In short, the agreement takes several steps to ensure compliance of Subway franchisees including “providing compliance assistance and training materials,” “Developing compliance support for franchisees through data-sharing and technology,” “Committing to regular meetings to share information, evaluate compliance trends, and solve problems,” “Communicating about responsibilities to comply with the investigative process” and “Emphasizing consequences for FLSA noncompliance.”
The section in the compliance agreement, which has caught the eye of the business industry is the “Developing compliance support for franchisees through data-sharing and technology.” In part, the provisions state:
Both parties also agree to explore ways to use technology to support franchisee compliance, such as building alerts into the payroll and scheduling platform that SUBWAY offers as a service to its franchisees.
But it may be unwise to follow through on this provision.
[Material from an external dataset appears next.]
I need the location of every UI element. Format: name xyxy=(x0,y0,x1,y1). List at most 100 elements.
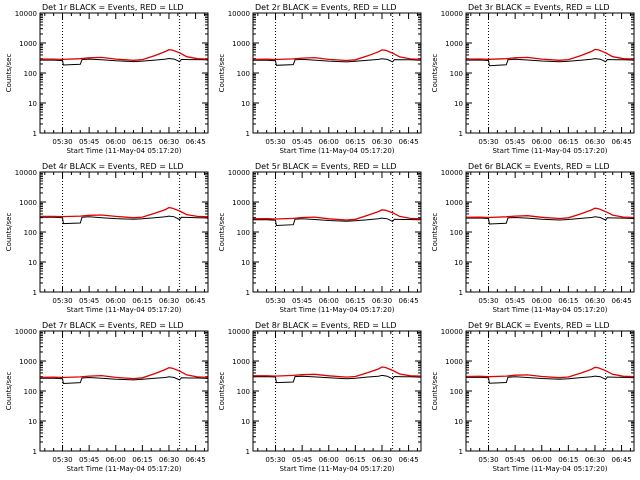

This kind of interaction between a franchisor and franchisee is one way that the NLRB is trying to pin the joint employer label on McDonald’s. The International Business Times reports:
In his opening statement representing the general counsel for the NLRB, Jamie Rucker aimed to demonstrate the extent to which McDonald’s controls the employment practices of its franchisees. Rucker painted a picture of constant and deep monitoring, from manuals issued to franchise owners that cover workers’ job classifications and duties to computer software that makes recommendations about wages, hours, hiring and firing [emphasis added].
Furthermore, as Ben Penn of Bloomberg BNA tweeted after the signing of the compliance agreement, franchiser officials asked DOL Wage and Hour administrator David Weil for an “assurance [that the] deal wouldn’t expose it as joint employer by NLRB, he [Weil] said no, so no deal, execs tell me.”
In another tweet, Penn wrote, “Big food franchiser: we want to help franchisee wage & hour compliance but not w/out assurance of no NLRB joint employment liability.”
Unfortunately for those in the business community, what establishes a joint employer relationship is still highly speculative. Until the NLRB supplies some form of guidance or issues another decision, employers must deal with the uncertainty.
In the meantime, the NLRB’s vague joint employer standard will continue to discourage business formation and job creation as the business community awaits greater clarity on the liability they absorb when engaging in business-to-business relationships.